Dans Hermina , Sami Tchak atteint le summum de la littérature pornographique. L’auteur lâche ici la bonde à son imaginaire libertin: tout y passe au risque du scandale: masturbation, viol, inceste, partouze, masochisme, sadomasochisme, etc, toujours à travers les vagabondages de son héros, Heberto Prada, un enseignant de philosophie, un rêveur et un timide sexuel, qu’on confondrait volontiers au narrateur. Comme pour faire taire les critiques qui voudraient bien le tancer de faire de la porno-littérature, Sami Tchak fait dire par son héros que » pour créer la beauté, un écrivain (ou un peintre ou un musicien) a tous les droits, même celui de penser à la nudité d’une adolescente dont les parents lui offrent le café « !
Une certaine philosophie du beau qui l’amènera à un quatrième roman, non moins bordélique, et qui témoigne d’une volonté affichée de dire haut ce que tout le monde penserait hypocritement: Fêtes des masques est un éloge de la nécrophilie. Au fait, Sami Tchak élabore ici une philosophie de la liberté. Ses héros, qui, vivent dans un univers où la liberté est absente ( Hermina , par exemple), essaient d’échapper à leur environnement à travers la sexualité. C’est le cas du héros de Place des Fêtes, et de la plupart des personnages de Hermina. On retrouve ce projet romanesque dans chez Milan Kundera, dans La Valse aux Dames.
Un auteur érudit
Il serait tout de même dangereux de voir dans l’œuvre de Sami Tchak, un exutoire de ses propres désirs; un défoulement d’un auteur sadien incapable d’aller concrètement jusqu’au bout de ses fantasmes, comme le Marquis de Sade. Derrière le bordel, se révèle un ambitieux projet d’écrire autrement le roman, de parler de la vie » pétrie de chair « . Hermina, par exemple, qui révèle l’érudition de Sami Tchak, est un hommage rendu à des auteurs comme Gombrowicz, Ananda Devi, Ramon Gomez de la Serna, Ernest Hemingway, Check Hamidou Kane, Camara Laye, Pouchkine, Günter Grass, Kateb Yacine, Restif de la Bretonne, dont les citations abondent et tombent toujours à pic dans ce roman. Ce n’est pas étonnant que le Grand prix 2005 de littérature Afrique noire lui fût attribué.
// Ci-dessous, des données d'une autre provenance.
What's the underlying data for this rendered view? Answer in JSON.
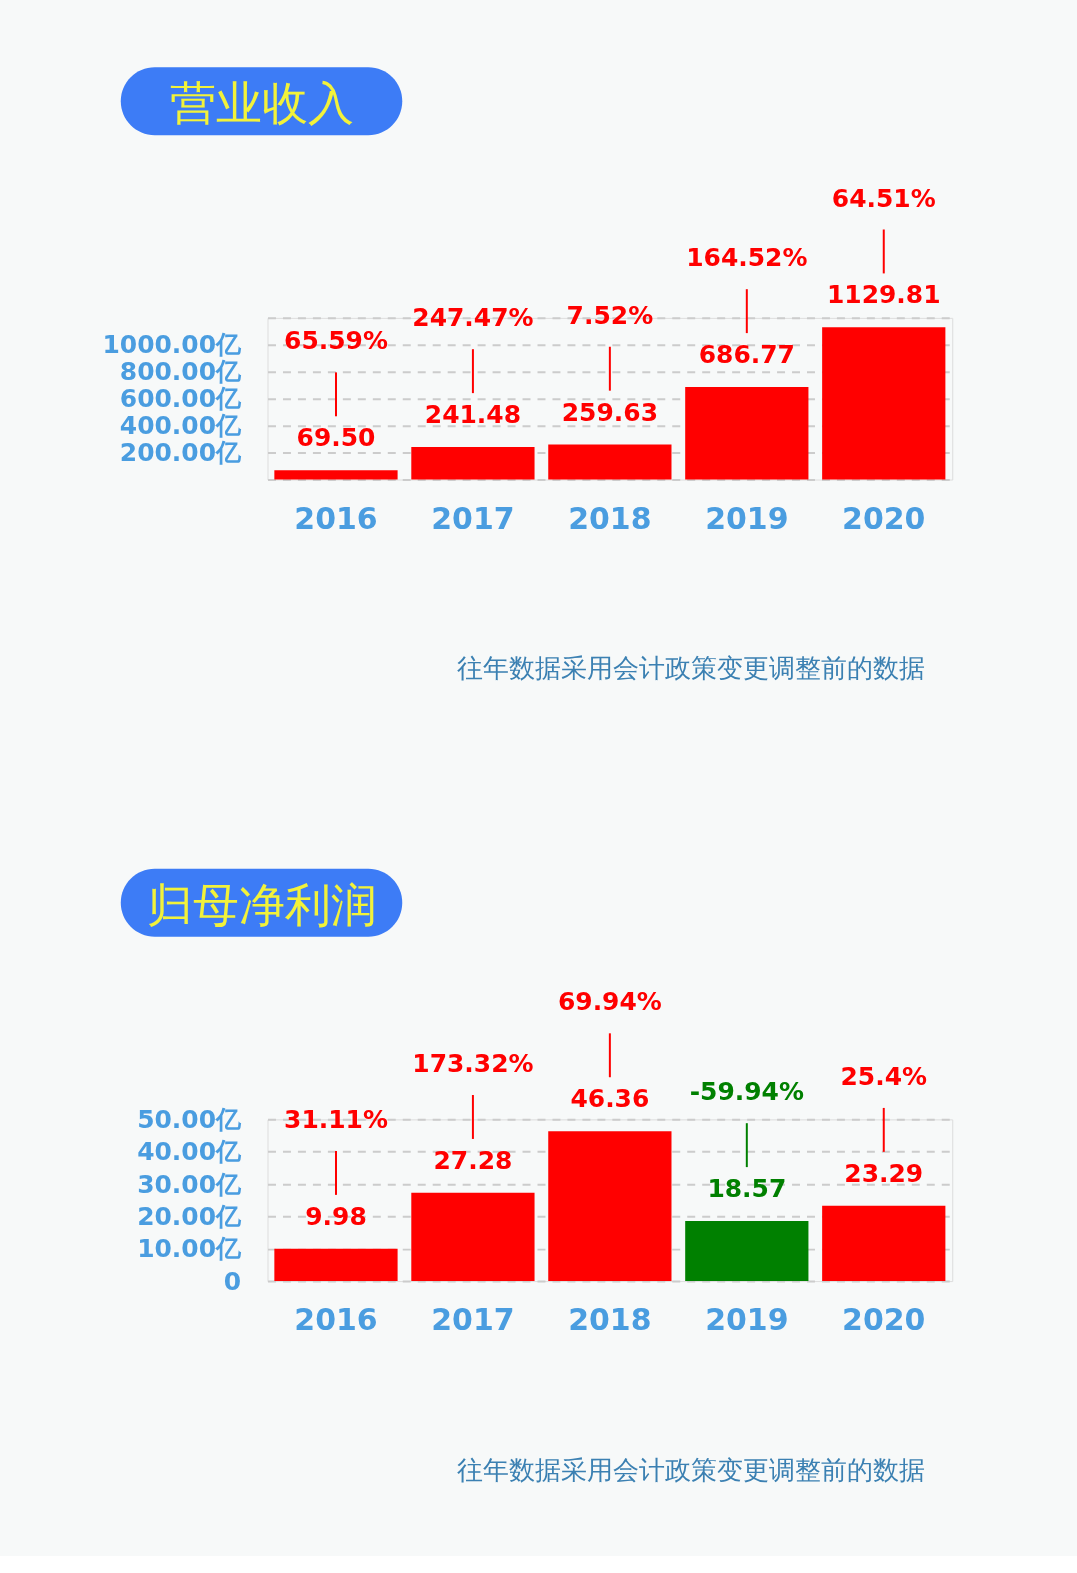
{
  "chart_data": [
    {
      "type": "bar",
      "title": "营业收入",
      "categories": [
        "2016",
        "2017",
        "2018",
        "2019",
        "2020"
      ],
      "values": [
        69.5,
        241.48,
        259.63,
        686.77,
        1129.81
      ],
      "colors": [
        "#ff0000",
        "#ff0000",
        "#ff0000",
        "#ff0000",
        "#ff0000"
      ],
      "value_labels": [
        "69.50",
        "241.48",
        "259.63",
        "686.77",
        "1129.81"
      ],
      "ylim": [
        0,
        1200
      ],
      "yticks": [
        {
          "value": 0,
          "label": null
        },
        {
          "value": 200,
          "label": "200.00亿"
        },
        {
          "value": 400,
          "label": "400.00亿"
        },
        {
          "value": 600,
          "label": "600.00亿"
        },
        {
          "value": 800,
          "label": "800.00亿"
        },
        {
          "value": 1000,
          "label": "1000.00亿"
        },
        {
          "value": 1200,
          "label": null
        }
      ],
      "grid": "y",
      "annotations": [
        {
          "text": "65.59%",
          "x": "2016"
        },
        {
          "text": "247.47%",
          "x": "2017"
        },
        {
          "text": "7.52%",
          "x": "2018"
        },
        {
          "text": "164.52%",
          "x": "2019"
        },
        {
          "text": "64.51%",
          "x": "2020"
        },
        "往年数据采用会计政策变更调整前的数据"
      ]
    },
    {
      "type": "bar",
      "title": "归母净利润",
      "categories": [
        "2016",
        "2017",
        "2018",
        "2019",
        "2020"
      ],
      "values": [
        9.98,
        27.28,
        46.36,
        18.57,
        23.29
      ],
      "colors": [
        "#ff0000",
        "#ff0000",
        "#ff0000",
        "#008000",
        "#ff0000"
      ],
      "data_labels": true,
      "ylim": [
        0,
        50
      ],
      "yticks": [
        0,
        {
          "value": 10,
          "label": "10.00亿"
        },
        {
          "value": 20,
          "label": "20.00亿"
        },
        {
          "value": 30,
          "label": "30.00亿"
        },
        {
          "value": 40,
          "label": "40.00亿"
        },
        {
          "value": 50,
          "label": "50.00亿"
        }
      ],
      "grid": "y",
      "annotations": [
        {
          "text": "31.11%",
          "x": "2016"
        },
        {
          "text": "173.32%",
          "x": "2017"
        },
        {
          "text": "69.94%",
          "x": "2018"
        },
        {
          "text": "-59.94%",
          "x": "2019"
        },
        {
          "text": "25.4%",
          "x": "2020"
        },
        "往年数据采用会计政策变更调整前的数据"
      ]
    }
  ]
}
Certes, les romans passent et ne se ressemblent pas sur le plan de l’écriture, mais le thème ne varie pas, tout comme le style affiché de déranger. Place des Fêtes, Hermina et Fête des Masques constituent une attaque en règle contre les tabous et les idées reçues, dérangeantes à la fois pour les Africains et les Occidentaux. Si dans Place des Fêtes , il s’attaque aux critiques convenues des africains d’Afrique et de la diaspora contre l’Occident à propos des questions de l’immigration, dans Hermina, il va plus loin en dénonçant l’arrogance des discours autocritiques tenus par les intellectuels Occidentaux sur l’esclavage et la colonisation.
Avec Kangni Alem et Sami Tchak, il est sans conteste que le Togo a là les deux plus grands romanciers que sa littérature ait jamais connus.